I’m guessing it’s like Christianity where there are leftist Christians who follow Jesus’ more progressive messages such as giving to the less fortunate and healing the sick, and then there are the scary Christian evangelicals that want A Handmaids Tale and conversion therapy. Logically, Islam probably isn’t a monolith in a similar way other religions aren’t.
However, I have never heard about what those of the Islamic faith actually believe outside of the hysterical post 9/11 Islamophobia I’ve been indoctrinated with as a child.
I want to know what the truth is and hear the other sides story. To me it’s obvious that Islamophobia is wrong, however when Islamophobes make wild claims about it, I can’t really refute them confidently because I’m simply ignorant of the facts. Please educate my dumb, white ass.
Can you link these Marx writings you keep referencing? I’m curious how he’d explain countries like China being so anti-religion, in practice if not in rhetoric? Can they just afford to be because they’re post-revolution if not yet post-capitalism?

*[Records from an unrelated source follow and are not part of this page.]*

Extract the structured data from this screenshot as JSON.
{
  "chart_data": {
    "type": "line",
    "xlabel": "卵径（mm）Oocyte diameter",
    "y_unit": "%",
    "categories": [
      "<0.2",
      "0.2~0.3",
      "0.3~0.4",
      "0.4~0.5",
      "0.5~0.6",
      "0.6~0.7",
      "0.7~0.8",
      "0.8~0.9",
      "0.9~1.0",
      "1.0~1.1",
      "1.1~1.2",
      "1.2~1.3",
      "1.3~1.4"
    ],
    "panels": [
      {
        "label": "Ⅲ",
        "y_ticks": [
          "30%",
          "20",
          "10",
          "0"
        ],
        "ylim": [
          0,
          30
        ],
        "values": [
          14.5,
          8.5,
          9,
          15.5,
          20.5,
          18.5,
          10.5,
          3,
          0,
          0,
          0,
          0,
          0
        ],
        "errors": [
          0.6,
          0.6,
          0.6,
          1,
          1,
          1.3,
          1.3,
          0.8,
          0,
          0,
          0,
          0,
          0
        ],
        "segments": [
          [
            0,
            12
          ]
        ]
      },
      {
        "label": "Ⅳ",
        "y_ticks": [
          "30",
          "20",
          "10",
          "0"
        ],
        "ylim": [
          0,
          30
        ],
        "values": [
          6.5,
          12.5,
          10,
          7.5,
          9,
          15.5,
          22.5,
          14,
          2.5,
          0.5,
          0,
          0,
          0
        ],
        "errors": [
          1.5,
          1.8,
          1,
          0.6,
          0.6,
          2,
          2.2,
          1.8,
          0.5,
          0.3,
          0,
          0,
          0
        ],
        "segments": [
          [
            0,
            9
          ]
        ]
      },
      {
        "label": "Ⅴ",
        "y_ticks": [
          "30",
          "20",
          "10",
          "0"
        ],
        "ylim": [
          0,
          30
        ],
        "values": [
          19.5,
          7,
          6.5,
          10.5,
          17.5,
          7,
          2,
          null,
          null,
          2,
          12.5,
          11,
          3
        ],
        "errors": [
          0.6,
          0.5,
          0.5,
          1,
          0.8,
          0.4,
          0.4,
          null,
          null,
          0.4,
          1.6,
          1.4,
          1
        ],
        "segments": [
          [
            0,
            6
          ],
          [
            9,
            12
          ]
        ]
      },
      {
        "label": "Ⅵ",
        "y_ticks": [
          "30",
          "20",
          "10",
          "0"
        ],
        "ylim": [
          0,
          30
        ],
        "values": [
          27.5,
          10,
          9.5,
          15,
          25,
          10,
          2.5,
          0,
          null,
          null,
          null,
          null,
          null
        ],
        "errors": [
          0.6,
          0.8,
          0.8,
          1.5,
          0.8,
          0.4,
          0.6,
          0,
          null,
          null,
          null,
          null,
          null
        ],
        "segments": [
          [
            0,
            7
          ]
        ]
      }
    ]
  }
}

It wanders deep into apocrypha, but the subtext is there even at the start of the better-known Critique of Hegel’s Philosophy of Right, which is where the “Opium of the People” line is derived from:
https://en.wikipedia.org/wiki/Critique_of_Hegel's_Philosophy_of_Right
The conditions were ideal, even exceptional, for the people of China to reject religion in their proletarian revolution. The people attained an early post-religious viewpoint on their own; they didn’t need, or even have use, for someone to approach them as they toiled and suffered pre-revolution and tell them why were, quoting this thread, “dumb” for what they believed. The revolution, as I said before, provided the post-religious societal movement as the will of the people, not some ideological conversion from some self-appointed luminary looking down on them from afar.
China is not remotely anti-religion in practice.
Religion in China has been entirely neutered and completely divorced from any political power. Churches are firmly under the thumb of the state and house churches trying to avoid these restrictions are illegal. You literally can’t be even a low-level public servant and openly religious beyond vague spiritual folk practices on holidays.
China’s absolutely tolerant of religious people existing, and are tolerant of religion as a personal concept, but in my mind they’re absolutely anti-religion in an organised form.